BERLIN (JTA) — Israeli Prime Minister Benjamin Netanyahu brought back original blueprints of the Auschwitz-Birkenau death camp to Israel from Germany seven years ago, likely without knowing he was doing something illegal, according to a German journalist.
The blueprints were given to Netanyahu on a trip to Germany, Kai Diekmann said in an interview for the latest issue of the expat Israeli magazine Spitz in Berlin with publisher Tal Alon. They are now in the archives at Yad Vashem, the Jerusalem-based Holocaust memorial.
Diekmann, the former chief editor of Bild Zeitung, Germany’s most-read daily, told Spitz the German Federal Archives and Ministry of Interior wanted to hold on to the historical documents, which were drawn by an Auschwitz prisoner and include the signature of Heinrich Himmler. But Diekmann thought they belonged in Yad Vashem and presented them to Netanyahu in August 2009 in Berlin.

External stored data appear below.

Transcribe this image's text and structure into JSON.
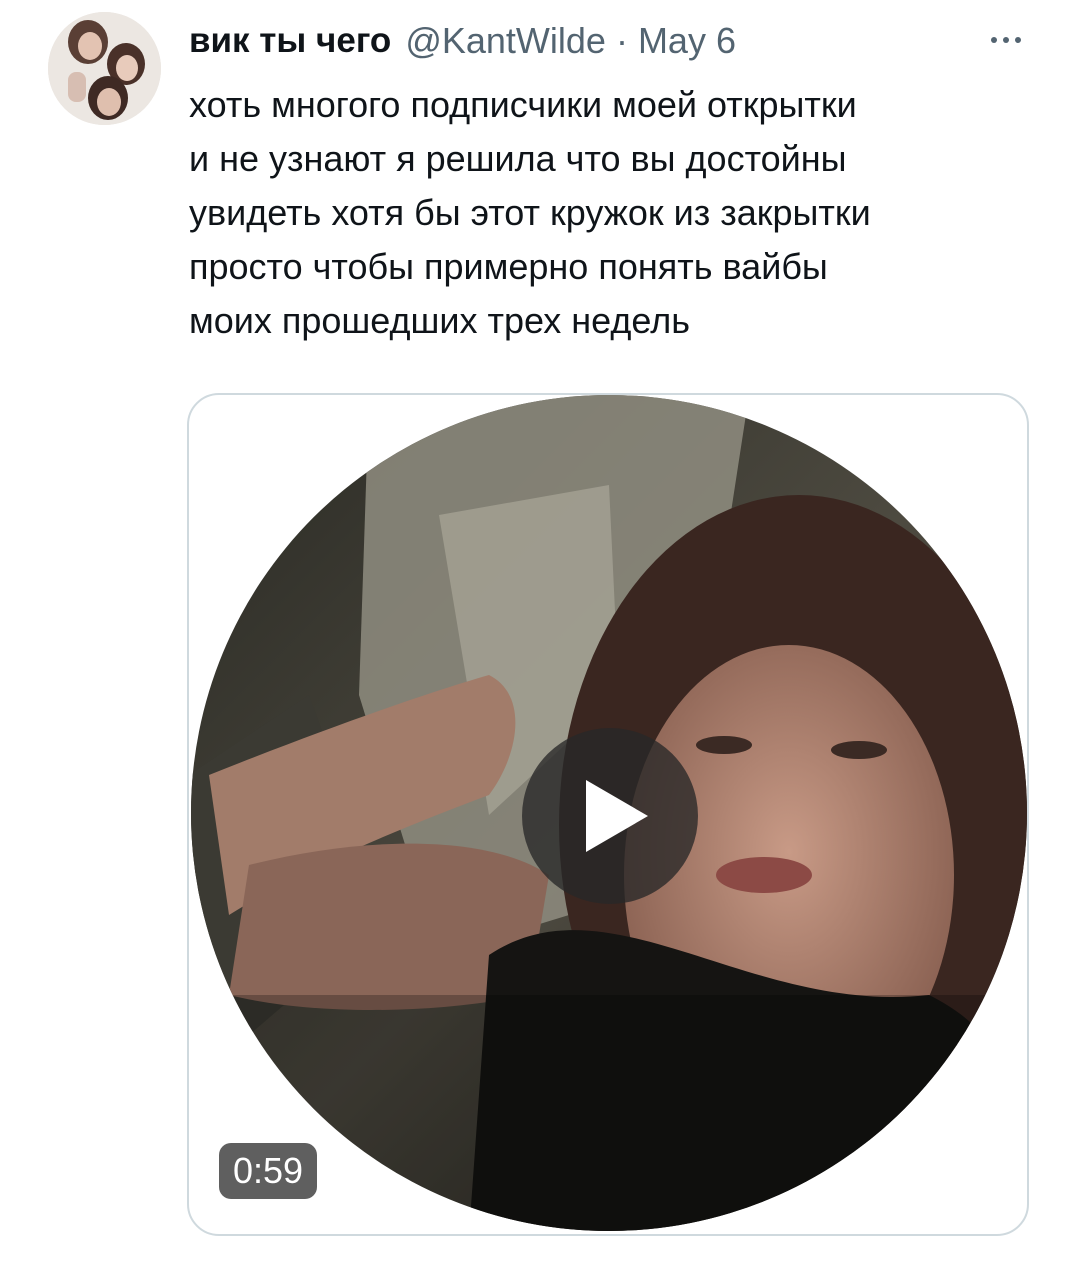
{
  "tweet": {
    "author": {
      "display_name": "вик ты чего",
      "handle": "@KantWilde",
      "avatar_icon": "profile-photo-avatar"
    },
    "separator": "·",
    "date": "May 6",
    "more_icon": "ellipsis-horizontal-icon",
    "text_lines": [
      "хоть многого подписчики моей открытки",
      "и не узнают я решила что вы достойны",
      "увидеть хотя бы этот кружок из закрытки",
      "просто чтобы примерно понять вайбы",
      "моих прошедших трех недель"
    ],
    "media": {
      "type": "video",
      "shape": "round-video-note",
      "play_icon": "play-icon",
      "duration": "0:59"
    }
  },
  "colors": {
    "text_primary": "#0f1419",
    "text_secondary": "#536471",
    "border": "#cfd9de",
    "background": "#ffffff"
  }
}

Netanyahu could not have been prosecuted for simply accepting the gift and bringing it home, Diekmann said.
Diekmann’s colleague, Sven Felix Kellerhoff, an editor for Die Welt and the Berliner Morgenpost, apparently had agreed that the documents belonged in Israel.
The Bild Zeitung had decided to buy the drawings “because we did not want them to get into the hands of neo-Nazis or other such terrible people,” Kellerhoff told JTA in 2009. He also said in an email that it was significant that “we have originals of [these] plans in Germany.”
Holocaust historian Robert Jan van Pelt, one of the experts who helped verify the documents, told JTA on Wednesday that Kellerhof informed him in August 2009 “that the drawings would go to Yad Vashem. Nothing … suggested a cloak-and-dagger operation.”
The story of how these building plans came to light in the first place remains mysterious. An antiquities dealer reportedly offered them to the Bild Zeitung, an Axel-Springer newspaper, in 2008. The documents may have been held for years in the former East German secret service archives.
Historian Ralf Georg Reuth, a senior correspondent for Welt am Sonntag, told JTA at the time that he suspected the documents came “through the black market.” He noted that East German secret service authorities often “took over material that was used to discredit Western politicians.”
They were then found when an apartment was cleared out after its occupant’s death and later bought by the Bild Zeitung.